Gordion, located 70 kilometers southwest of Ankara in the Central Anatolia region, has a rich history dating back to the Early Bronze Age. The site, situated on a mound near the Sakarya river and Yassıhöyük village, is primarily associated with the Phrygians, an early culture that settled in the region after the fall of the Hittites.

Throughout much of its history, Gordion was a significant center of Phrygian culture. However, in 333 BC, Alexander the Great conquered the region and put an end to the Phrygian presence. The city is most famous for its connection to King Midas and the legend of the Gordian Knot, which was supposedly unraveled by Alexander the Great during his conquest of the city.


Various ancient historians, including Arrian, Justin, and Aelian, recount the story of the Gordian Knot and its association with Gordion. Despite the city's long and fascinating history, it eventually fell into decline and was abandoned during the Medieval period. Today, Gordion remains an important archaeological site and a testament to the enduring legacy of the Phrygians and their culture.

During the 8th century, the Phrygians reconstructed their citadel at a higher elevation, where it is believed that King Midas, who exerted significant influence over the Phrygians, resided. It was also during this time that they built a fortified Lower Town, located two kilometers away from the main settlement mound and surrounded by fortresses on both sides.

The Phrygian citadel continued to operate until the arrival of Alexander the Great in 333 BCE, after which Gordion came under the control of Lydia to the west, and later, Cyrus II of Persia during his invasion of Asia Minor. Although the remains visible today only represent a small fraction of the vast construction that dates back over 2000 years, they are a testament to the city's rich history.

In the vicinity of Gordion, there are approximately 150 burial mounds that date back to the 9th century BC to the 3rd century BC. Most of these mounds were built no later than the 6th century BC and were often prominently situated, blending seamlessly into the stark beauty of their surroundings. These tumuli are a welcome sight for travelers due to their distinctive size and location in the stark plains landscape.

The tumuli near Gordion vary in height, with some ranging from 3 to 12 meters, while others are significantly larger. The Midas Mound Tumulus, the tallest of the group, stands at 53 meters and was built around 740 BCE. This ancient structure is not only one of the oldest standing wooden structures in the world but also holds great cultural significance.
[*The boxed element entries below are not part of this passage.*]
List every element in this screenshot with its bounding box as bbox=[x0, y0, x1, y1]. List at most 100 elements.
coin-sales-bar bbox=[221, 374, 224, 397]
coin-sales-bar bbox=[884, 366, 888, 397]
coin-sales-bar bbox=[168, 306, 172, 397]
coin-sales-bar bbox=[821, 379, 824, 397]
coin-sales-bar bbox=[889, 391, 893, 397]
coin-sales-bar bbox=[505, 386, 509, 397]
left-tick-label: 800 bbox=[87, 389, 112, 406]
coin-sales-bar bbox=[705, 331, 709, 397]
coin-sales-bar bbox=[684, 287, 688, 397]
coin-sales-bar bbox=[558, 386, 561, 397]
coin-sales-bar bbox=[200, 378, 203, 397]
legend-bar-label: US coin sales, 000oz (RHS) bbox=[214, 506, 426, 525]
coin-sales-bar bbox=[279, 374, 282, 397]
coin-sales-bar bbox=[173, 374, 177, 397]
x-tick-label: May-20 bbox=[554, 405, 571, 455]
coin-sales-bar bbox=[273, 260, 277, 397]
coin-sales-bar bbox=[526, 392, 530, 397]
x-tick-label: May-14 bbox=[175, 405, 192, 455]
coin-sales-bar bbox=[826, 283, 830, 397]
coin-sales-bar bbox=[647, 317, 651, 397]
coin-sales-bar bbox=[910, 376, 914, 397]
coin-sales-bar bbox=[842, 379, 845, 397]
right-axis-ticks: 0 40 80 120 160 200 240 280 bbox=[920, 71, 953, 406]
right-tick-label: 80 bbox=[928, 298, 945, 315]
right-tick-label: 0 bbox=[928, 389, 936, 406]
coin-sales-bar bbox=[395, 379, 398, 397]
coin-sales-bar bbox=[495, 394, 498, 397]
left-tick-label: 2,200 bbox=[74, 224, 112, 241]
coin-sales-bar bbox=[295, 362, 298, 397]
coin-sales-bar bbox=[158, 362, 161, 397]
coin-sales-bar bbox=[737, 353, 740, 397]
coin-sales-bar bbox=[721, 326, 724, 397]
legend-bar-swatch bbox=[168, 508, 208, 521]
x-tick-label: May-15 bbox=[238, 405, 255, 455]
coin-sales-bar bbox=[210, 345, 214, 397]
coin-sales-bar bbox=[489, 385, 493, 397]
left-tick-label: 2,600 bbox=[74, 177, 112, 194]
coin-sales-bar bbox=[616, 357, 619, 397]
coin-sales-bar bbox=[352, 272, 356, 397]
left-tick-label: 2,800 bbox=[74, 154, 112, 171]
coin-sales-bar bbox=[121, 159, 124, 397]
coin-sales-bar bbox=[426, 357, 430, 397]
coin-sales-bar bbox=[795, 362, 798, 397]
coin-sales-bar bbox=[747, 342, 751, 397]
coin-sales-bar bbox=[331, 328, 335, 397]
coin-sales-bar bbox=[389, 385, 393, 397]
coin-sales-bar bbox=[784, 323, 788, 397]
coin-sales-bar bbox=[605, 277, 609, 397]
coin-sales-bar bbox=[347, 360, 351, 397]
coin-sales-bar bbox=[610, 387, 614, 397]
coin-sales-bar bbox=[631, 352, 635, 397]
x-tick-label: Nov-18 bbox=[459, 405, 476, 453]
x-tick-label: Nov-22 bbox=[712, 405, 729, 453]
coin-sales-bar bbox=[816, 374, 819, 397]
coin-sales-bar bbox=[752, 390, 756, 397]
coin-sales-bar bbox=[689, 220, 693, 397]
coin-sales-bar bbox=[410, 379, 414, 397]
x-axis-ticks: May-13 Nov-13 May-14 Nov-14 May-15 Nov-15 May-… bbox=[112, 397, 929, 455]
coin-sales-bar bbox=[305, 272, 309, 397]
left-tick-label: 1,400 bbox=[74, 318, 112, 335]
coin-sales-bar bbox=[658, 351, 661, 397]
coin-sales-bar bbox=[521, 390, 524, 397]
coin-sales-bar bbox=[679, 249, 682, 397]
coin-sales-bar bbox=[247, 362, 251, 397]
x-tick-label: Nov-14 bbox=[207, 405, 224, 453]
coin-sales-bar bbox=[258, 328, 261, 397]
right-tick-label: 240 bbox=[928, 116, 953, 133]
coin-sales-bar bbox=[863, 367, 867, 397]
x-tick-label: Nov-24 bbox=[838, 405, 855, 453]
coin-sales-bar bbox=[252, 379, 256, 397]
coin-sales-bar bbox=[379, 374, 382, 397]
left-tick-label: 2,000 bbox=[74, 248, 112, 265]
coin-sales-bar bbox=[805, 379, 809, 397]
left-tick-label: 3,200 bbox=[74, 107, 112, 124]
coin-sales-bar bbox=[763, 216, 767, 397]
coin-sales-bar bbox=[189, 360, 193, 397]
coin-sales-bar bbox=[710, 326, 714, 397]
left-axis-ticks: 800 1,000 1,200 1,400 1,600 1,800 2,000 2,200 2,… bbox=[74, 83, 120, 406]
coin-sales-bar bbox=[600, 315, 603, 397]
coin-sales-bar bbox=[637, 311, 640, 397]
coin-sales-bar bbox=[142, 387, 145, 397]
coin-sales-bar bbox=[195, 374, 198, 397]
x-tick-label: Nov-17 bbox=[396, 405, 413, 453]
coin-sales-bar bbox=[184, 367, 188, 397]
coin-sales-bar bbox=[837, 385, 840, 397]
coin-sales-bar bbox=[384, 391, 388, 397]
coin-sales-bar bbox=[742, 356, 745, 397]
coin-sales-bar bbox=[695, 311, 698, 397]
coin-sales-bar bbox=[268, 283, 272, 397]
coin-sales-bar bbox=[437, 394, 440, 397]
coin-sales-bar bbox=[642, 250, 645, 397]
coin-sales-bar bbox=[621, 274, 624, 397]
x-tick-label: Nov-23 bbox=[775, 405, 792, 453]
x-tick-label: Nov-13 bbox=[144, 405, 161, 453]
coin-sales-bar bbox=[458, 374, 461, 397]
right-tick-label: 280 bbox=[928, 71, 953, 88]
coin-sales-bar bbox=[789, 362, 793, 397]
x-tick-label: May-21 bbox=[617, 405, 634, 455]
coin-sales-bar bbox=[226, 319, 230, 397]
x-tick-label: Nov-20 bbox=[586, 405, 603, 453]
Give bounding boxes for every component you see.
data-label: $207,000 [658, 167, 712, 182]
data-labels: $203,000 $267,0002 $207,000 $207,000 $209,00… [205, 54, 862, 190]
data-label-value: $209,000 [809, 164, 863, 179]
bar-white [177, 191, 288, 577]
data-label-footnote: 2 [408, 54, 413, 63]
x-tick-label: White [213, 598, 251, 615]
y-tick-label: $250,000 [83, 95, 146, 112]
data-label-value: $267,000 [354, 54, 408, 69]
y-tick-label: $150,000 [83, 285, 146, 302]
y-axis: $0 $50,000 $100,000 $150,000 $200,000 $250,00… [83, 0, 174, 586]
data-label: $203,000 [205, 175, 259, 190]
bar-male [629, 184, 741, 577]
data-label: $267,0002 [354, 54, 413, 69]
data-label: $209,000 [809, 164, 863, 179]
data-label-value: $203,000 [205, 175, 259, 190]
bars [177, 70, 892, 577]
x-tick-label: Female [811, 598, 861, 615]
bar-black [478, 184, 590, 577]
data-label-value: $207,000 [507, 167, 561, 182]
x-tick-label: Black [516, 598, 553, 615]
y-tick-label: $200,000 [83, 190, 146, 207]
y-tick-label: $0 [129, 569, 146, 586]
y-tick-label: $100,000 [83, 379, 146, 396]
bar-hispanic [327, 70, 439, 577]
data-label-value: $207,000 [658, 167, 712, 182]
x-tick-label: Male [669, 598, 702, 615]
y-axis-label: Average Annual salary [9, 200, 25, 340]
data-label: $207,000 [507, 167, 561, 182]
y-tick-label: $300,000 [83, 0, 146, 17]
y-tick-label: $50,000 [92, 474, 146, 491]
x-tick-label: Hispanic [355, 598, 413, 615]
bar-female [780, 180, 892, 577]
The majority of the tumuli are situated within 3 kilometers of the Main Settlement Mound. These burial mounds, as well as others farther away, were strategically placed to maintain visual contact with Phrygian power from the administrative center.

Due to its historical and cultural significance, Gordion was added to the Tentative List of UNESCO World Heritage Sites in 2012. This acknowledgement underscores the city's importance in the region and its potential to be recognized as a site of global significance.